Institutions Looking to Hedge Funds

While the Pennsylvania State Employees' Retirement System decided to stick a toe in the hedge-fund waters in 1999, CIO Peter Gilbert had been championing the cause for two years prior. There were only a handful of institutions in the large private capital pools, which were controlled by the wealthy at the time, according to BusinessWeek Online

As Gilbert remembers, "We had become disillusioned with traditional money managers' ability to outperform the benchmark over long periods."

This daring move turned out well for the Pennsylvania fund as hedge funds now make up 20% of the plan's assets and have garnered an additional $500 million for the $26 billion state fund.

The Pennsylvania fund has set a trend now being followed by other pension systems. U.S. institutions increased hedge fund assets by 50% in 2004 with an eye to making $300 billion by 2008 according to investment consultants Casey, Quirk & Associates LLC.

A majority of institutions, however, are likening the plunge to a blind leap of faith. Out of 45 top-level institutions polled in May, 59% anticipated a major hedge-fund collapse within two years.

"If the pack is moving into hedge funds, no one wants to be an outlier and risk falling behind," said Chairman David J. Rothkopf of the National Strategic Investment Dialogue, who directed the poll.

Institutions are looking to hedge strategies as their best chance to boost returns and limit risk.

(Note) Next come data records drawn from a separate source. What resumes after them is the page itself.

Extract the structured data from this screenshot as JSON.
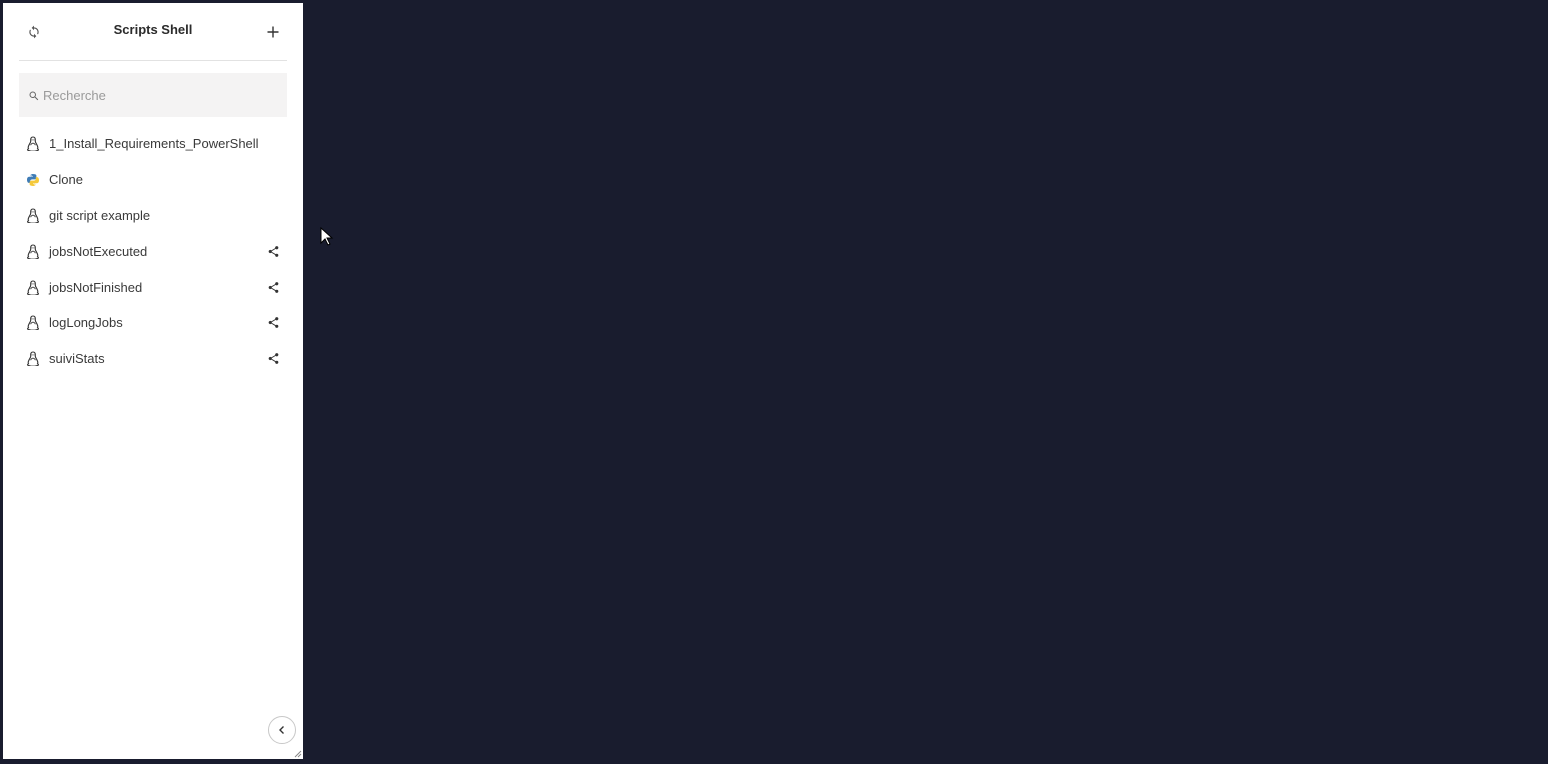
{
  "panel": {
    "title": "Scripts Shell",
    "refresh_icon": "refresh-icon",
    "add_icon": "plus-icon"
  },
  "search": {
    "placeholder": "Recherche",
    "value": "",
    "icon": "search-icon"
  },
  "scripts": [
    {
      "label": "1_Install_Requirements_PowerShell",
      "type": "linux",
      "icon": "linux-penguin-icon",
      "shared": false
    },
    {
      "label": "Clone",
      "type": "python",
      "icon": "python-icon",
      "shared": false
    },
    {
      "label": "git script example",
      "type": "linux",
      "icon": "linux-penguin-icon",
      "shared": false
    },
    {
      "label": "jobsNotExecuted",
      "type": "linux",
      "icon": "linux-penguin-icon",
      "shared": true
    },
    {
      "label": "jobsNotFinished",
      "type": "linux",
      "icon": "linux-penguin-icon",
      "shared": true
    },
    {
      "label": "logLongJobs",
      "type": "linux",
      "icon": "linux-penguin-icon",
      "shared": true
    },
    {
      "label": "suiviStats",
      "type": "linux",
      "icon": "linux-penguin-icon",
      "shared": true
    }
  ],
  "footer": {
    "collapse_icon": "chevron-left-icon"
  },
  "colors": {
    "background": "#191c2e",
    "panel": "#ffffff",
    "search_bg": "#f4f3f3",
    "text": "#3a3a3a",
    "python_blue": "#3f7cb6",
    "python_yellow": "#f5c93a"
  }
}
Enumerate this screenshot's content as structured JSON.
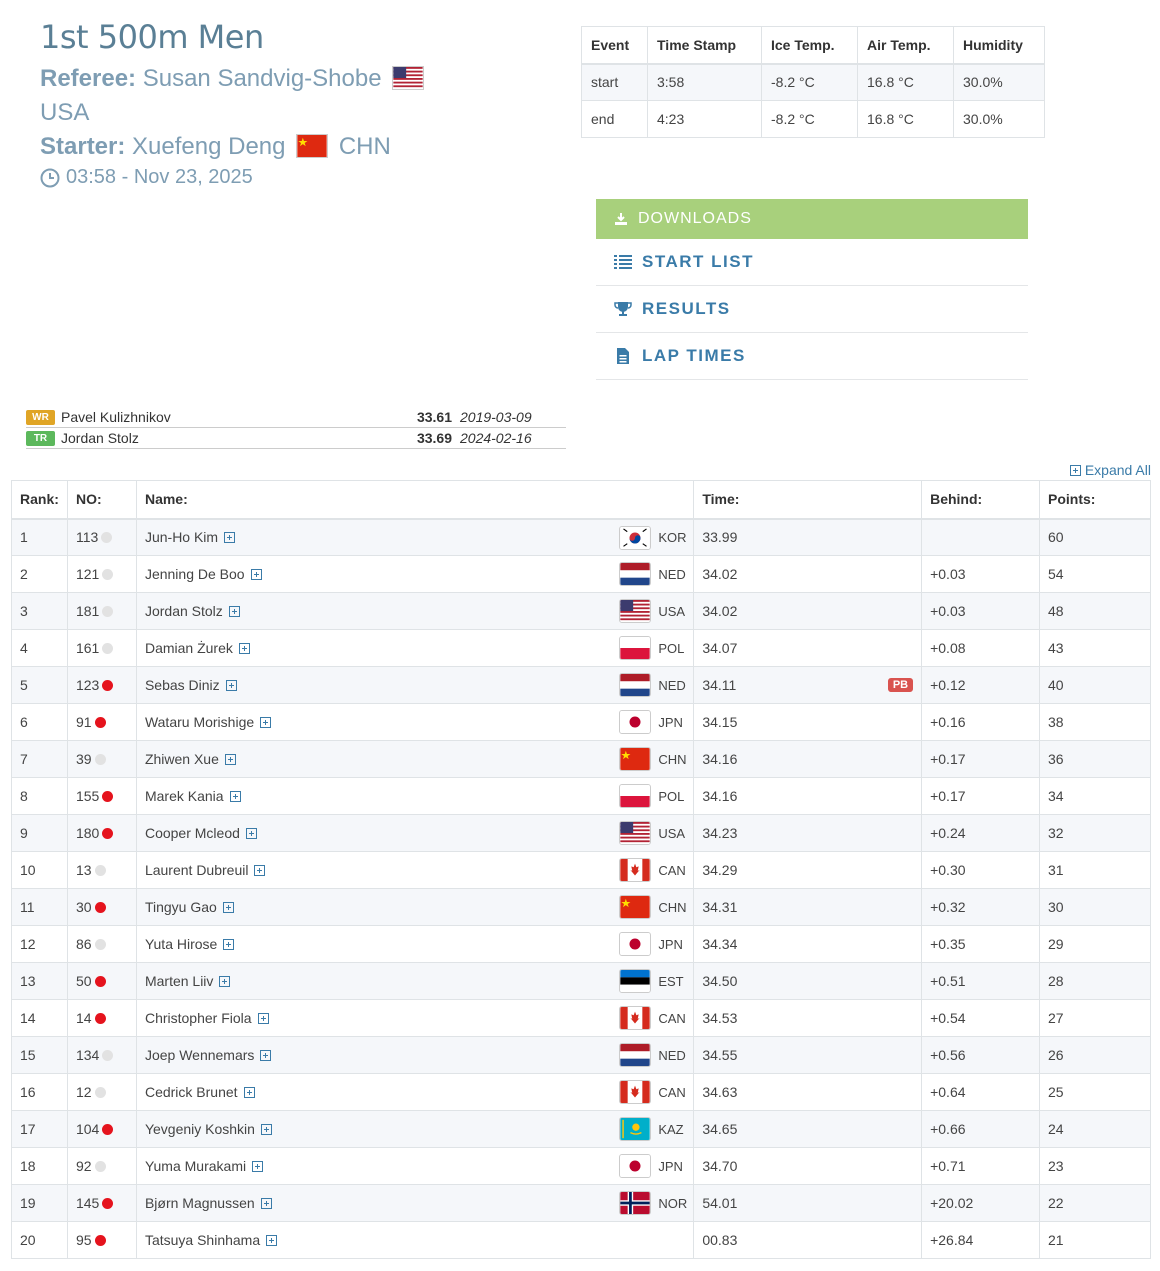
{
  "event": {
    "title": "1st 500m Men",
    "referee_label": "Referee:",
    "referee_name": "Susan Sandvig-Shobe",
    "referee_country": "USA",
    "starter_label": "Starter:",
    "starter_name": "Xuefeng Deng",
    "starter_country": "CHN",
    "datetime": "03:58 - Nov 23, 2025"
  },
  "conditions": {
    "headers": [
      "Event",
      "Time Stamp",
      "Ice Temp.",
      "Air Temp.",
      "Humidity"
    ],
    "rows": [
      [
        "start",
        "3:58",
        "-8.2 °C",
        "16.8 °C",
        "30.0%"
      ],
      [
        "end",
        "4:23",
        "-8.2 °C",
        "16.8 °C",
        "30.0%"
      ]
    ]
  },
  "menu": {
    "downloads": "DOWNLOADS",
    "start_list": "START LIST",
    "results": "RESULTS",
    "lap_times": "LAP TIMES"
  },
  "records": [
    {
      "badge": "WR",
      "color": "#e0a526",
      "name": "Pavel Kulizhnikov",
      "time": "33.61",
      "date": "2019-03-09"
    },
    {
      "badge": "TR",
      "color": "#5cb85c",
      "name": "Jordan Stolz",
      "time": "33.69",
      "date": "2024-02-16"
    }
  ],
  "expand_all": "Expand All",
  "results": {
    "headers": [
      "Rank:",
      "NO:",
      "Name:",
      "Time:",
      "Behind:",
      "Points:"
    ],
    "rows": [
      {
        "rank": "1",
        "no": "113",
        "dot": "w",
        "name": "Jun-Ho Kim",
        "nat": "KOR",
        "time": "33.99",
        "pb": "",
        "behind": "",
        "points": "60"
      },
      {
        "rank": "2",
        "no": "121",
        "dot": "w",
        "name": "Jenning De Boo",
        "nat": "NED",
        "time": "34.02",
        "pb": "",
        "behind": "+0.03",
        "points": "54"
      },
      {
        "rank": "3",
        "no": "181",
        "dot": "w",
        "name": "Jordan Stolz",
        "nat": "USA",
        "time": "34.02",
        "pb": "",
        "behind": "+0.03",
        "points": "48"
      },
      {
        "rank": "4",
        "no": "161",
        "dot": "w",
        "name": "Damian Żurek",
        "nat": "POL",
        "time": "34.07",
        "pb": "",
        "behind": "+0.08",
        "points": "43"
      },
      {
        "rank": "5",
        "no": "123",
        "dot": "r",
        "name": "Sebas Diniz",
        "nat": "NED",
        "time": "34.11",
        "pb": "PB",
        "behind": "+0.12",
        "points": "40"
      },
      {
        "rank": "6",
        "no": "91",
        "dot": "r",
        "name": "Wataru Morishige",
        "nat": "JPN",
        "time": "34.15",
        "pb": "",
        "behind": "+0.16",
        "points": "38"
      },
      {
        "rank": "7",
        "no": "39",
        "dot": "w",
        "name": "Zhiwen Xue",
        "nat": "CHN",
        "time": "34.16",
        "pb": "",
        "behind": "+0.17",
        "points": "36"
      },
      {
        "rank": "8",
        "no": "155",
        "dot": "r",
        "name": "Marek Kania",
        "nat": "POL",
        "time": "34.16",
        "pb": "",
        "behind": "+0.17",
        "points": "34"
      },
      {
        "rank": "9",
        "no": "180",
        "dot": "r",
        "name": "Cooper Mcleod",
        "nat": "USA",
        "time": "34.23",
        "pb": "",
        "behind": "+0.24",
        "points": "32"
      },
      {
        "rank": "10",
        "no": "13",
        "dot": "w",
        "name": "Laurent Dubreuil",
        "nat": "CAN",
        "time": "34.29",
        "pb": "",
        "behind": "+0.30",
        "points": "31"
      },
      {
        "rank": "11",
        "no": "30",
        "dot": "r",
        "name": "Tingyu Gao",
        "nat": "CHN",
        "time": "34.31",
        "pb": "",
        "behind": "+0.32",
        "points": "30"
      },
      {
        "rank": "12",
        "no": "86",
        "dot": "w",
        "name": "Yuta Hirose",
        "nat": "JPN",
        "time": "34.34",
        "pb": "",
        "behind": "+0.35",
        "points": "29"
      },
      {
        "rank": "13",
        "no": "50",
        "dot": "r",
        "name": "Marten Liiv",
        "nat": "EST",
        "time": "34.50",
        "pb": "",
        "behind": "+0.51",
        "points": "28"
      },
      {
        "rank": "14",
        "no": "14",
        "dot": "r",
        "name": "Christopher Fiola",
        "nat": "CAN",
        "time": "34.53",
        "pb": "",
        "behind": "+0.54",
        "points": "27"
      },
      {
        "rank": "15",
        "no": "134",
        "dot": "w",
        "name": "Joep Wennemars",
        "nat": "NED",
        "time": "34.55",
        "pb": "",
        "behind": "+0.56",
        "points": "26"
      },
      {
        "rank": "16",
        "no": "12",
        "dot": "w",
        "name": "Cedrick Brunet",
        "nat": "CAN",
        "time": "34.63",
        "pb": "",
        "behind": "+0.64",
        "points": "25"
      },
      {
        "rank": "17",
        "no": "104",
        "dot": "r",
        "name": "Yevgeniy Koshkin",
        "nat": "KAZ",
        "time": "34.65",
        "pb": "",
        "behind": "+0.66",
        "points": "24"
      },
      {
        "rank": "18",
        "no": "92",
        "dot": "w",
        "name": "Yuma Murakami",
        "nat": "JPN",
        "time": "34.70",
        "pb": "",
        "behind": "+0.71",
        "points": "23"
      },
      {
        "rank": "19",
        "no": "145",
        "dot": "r",
        "name": "Bjørn Magnussen",
        "nat": "NOR",
        "time": "54.01",
        "pb": "",
        "behind": "+20.02",
        "points": "22"
      },
      {
        "rank": "20",
        "no": "95",
        "dot": "r",
        "name": "Tatsuya Shinhama",
        "nat": "",
        "time": "00.83",
        "pb": "",
        "behind": "+26.84",
        "points": "21"
      }
    ]
  }
}
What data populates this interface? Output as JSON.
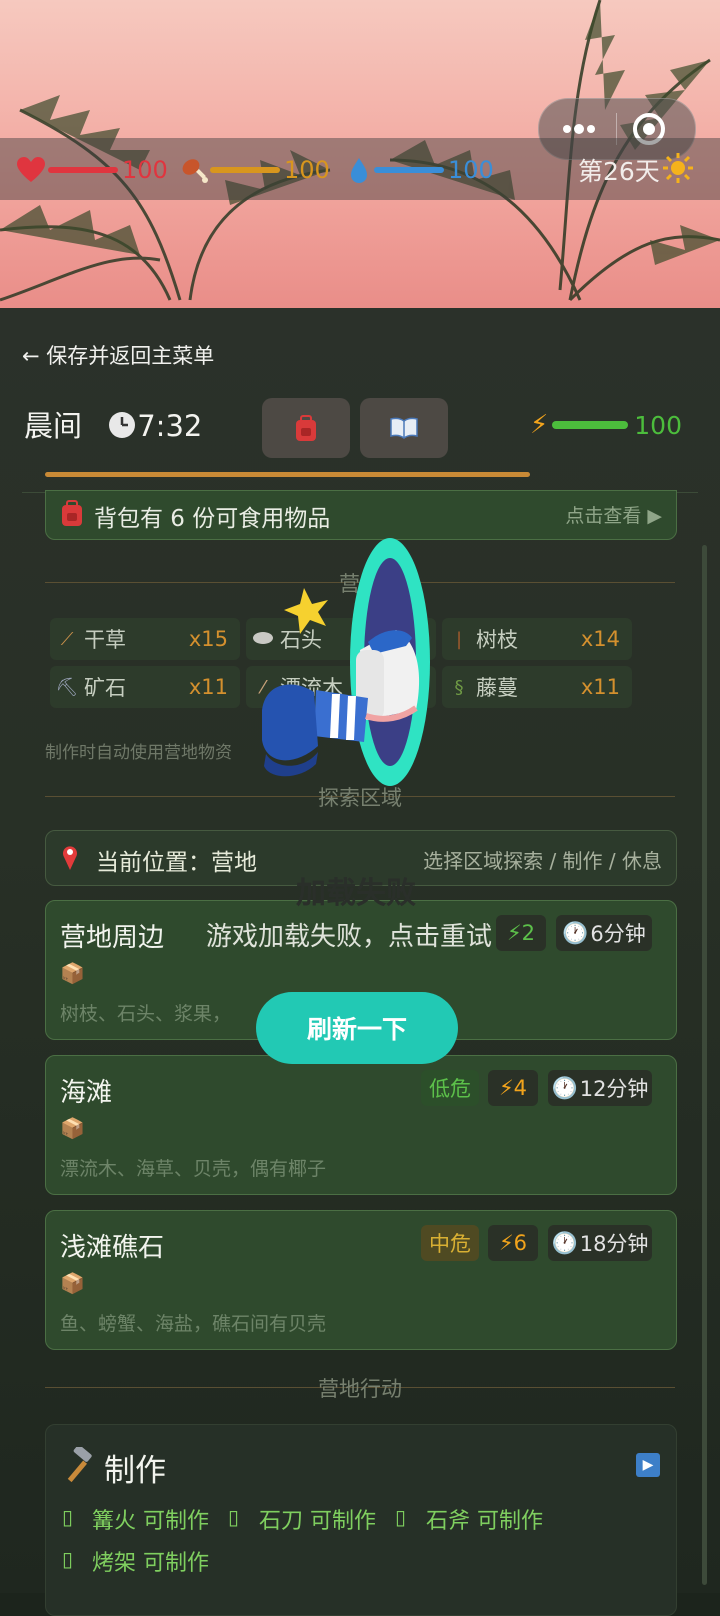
{
  "hud": {
    "health": {
      "value": "100",
      "fraction": 1.0,
      "color": "#e0353f"
    },
    "food": {
      "value": "100",
      "fraction": 1.0,
      "color": "#d8961e"
    },
    "water": {
      "value": "100",
      "fraction": 1.0,
      "color": "#3a8ed8"
    },
    "day": "第26天",
    "day_icon": "sun-icon"
  },
  "capsule": {
    "more_icon": "more-dots-icon",
    "close_icon": "target-icon"
  },
  "nav": {
    "back_label": "← 保存并返回主菜单"
  },
  "time": {
    "period": "晨间",
    "clock": "7:32",
    "clock_icon": "clock-icon"
  },
  "toolbar": {
    "backpack_icon": "backpack-icon",
    "book_icon": "book-icon"
  },
  "energy": {
    "value": "100",
    "fraction": 1.0,
    "color": "#4cbd3c"
  },
  "day_progress": 0.77,
  "food_notice": {
    "text": "背包有 6 份可食用物品",
    "action": "点击查看 ▶"
  },
  "camp": {
    "section_title": "营地",
    "resources": [
      {
        "name": "干草",
        "count": "x15",
        "icon": "hay-icon"
      },
      {
        "name": "石头",
        "count": "",
        "icon": "stone-icon"
      },
      {
        "name": "树枝",
        "count": "x14",
        "icon": "branch-icon"
      },
      {
        "name": "矿石",
        "count": "x11",
        "icon": "ore-icon"
      },
      {
        "name": "漂流木",
        "count": "",
        "icon": "driftwood-icon"
      },
      {
        "name": "藤蔓",
        "count": "x11",
        "icon": "vine-icon"
      }
    ],
    "hint": "制作时自动使用营地物资"
  },
  "explore": {
    "section_title": "探索区域",
    "location_label": "当前位置：营地",
    "location_hint": "选择区域探索 / 制作 / 休息",
    "areas": [
      {
        "title": "营地周边",
        "risk": "",
        "energy": "⚡2",
        "duration": "6分钟",
        "desc": "树枝、石头、浆果，"
      },
      {
        "title": "海滩",
        "risk": "低危",
        "energy": "⚡4",
        "duration": "12分钟",
        "desc": "漂流木、海草、贝壳，偶有椰子"
      },
      {
        "title": "浅滩礁石",
        "risk": "中危",
        "energy": "⚡6",
        "duration": "18分钟",
        "desc": "鱼、螃蟹、海盐，礁石间有贝壳"
      }
    ]
  },
  "camp_actions": {
    "section_title": "营地行动",
    "craft_title": "制作",
    "craft_icon": "hammer-icon",
    "items": [
      "篝火 可制作",
      "石刀 可制作",
      "石斧 可制作",
      "烤架 可制作"
    ]
  },
  "error_overlay": {
    "title": "加载失败",
    "message": "游戏加载失败，点击重试",
    "button": "刷新一下"
  },
  "colors": {
    "panel_bg": "#283026",
    "card_bg": "#2f4a2d",
    "accent_orange": "#d4902e",
    "accent_green": "#7fcf5f",
    "reload_teal": "#22c9b4",
    "low_risk": "#5cc04a",
    "mid_risk": "#d9b033"
  }
}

This thought process comes as modest stock and bond market returns are expected to continue and money managers are being drawn to hedge funds.

While some institutional investors are looking for the big score, most are not expecting outsized profits.

They're sticking to the "absolute return" and other strategies that shoot for modest returns with less volatility while frequently using funds-of-hedge-funds for diversification.

Another school of thought currently is that the influx of new money is already starting to shave returns. "The party's over," states Joseph Aaron of Wood, Hat & Silver LLC. His investment firm has been withdrawing from hedge funds.

Institutional investors are looking to fund managers with the right skills to make this happen. With the glut of managers, however, it is more probable that institutions will wind up paying inflated hedge-fund fees for paltry returns.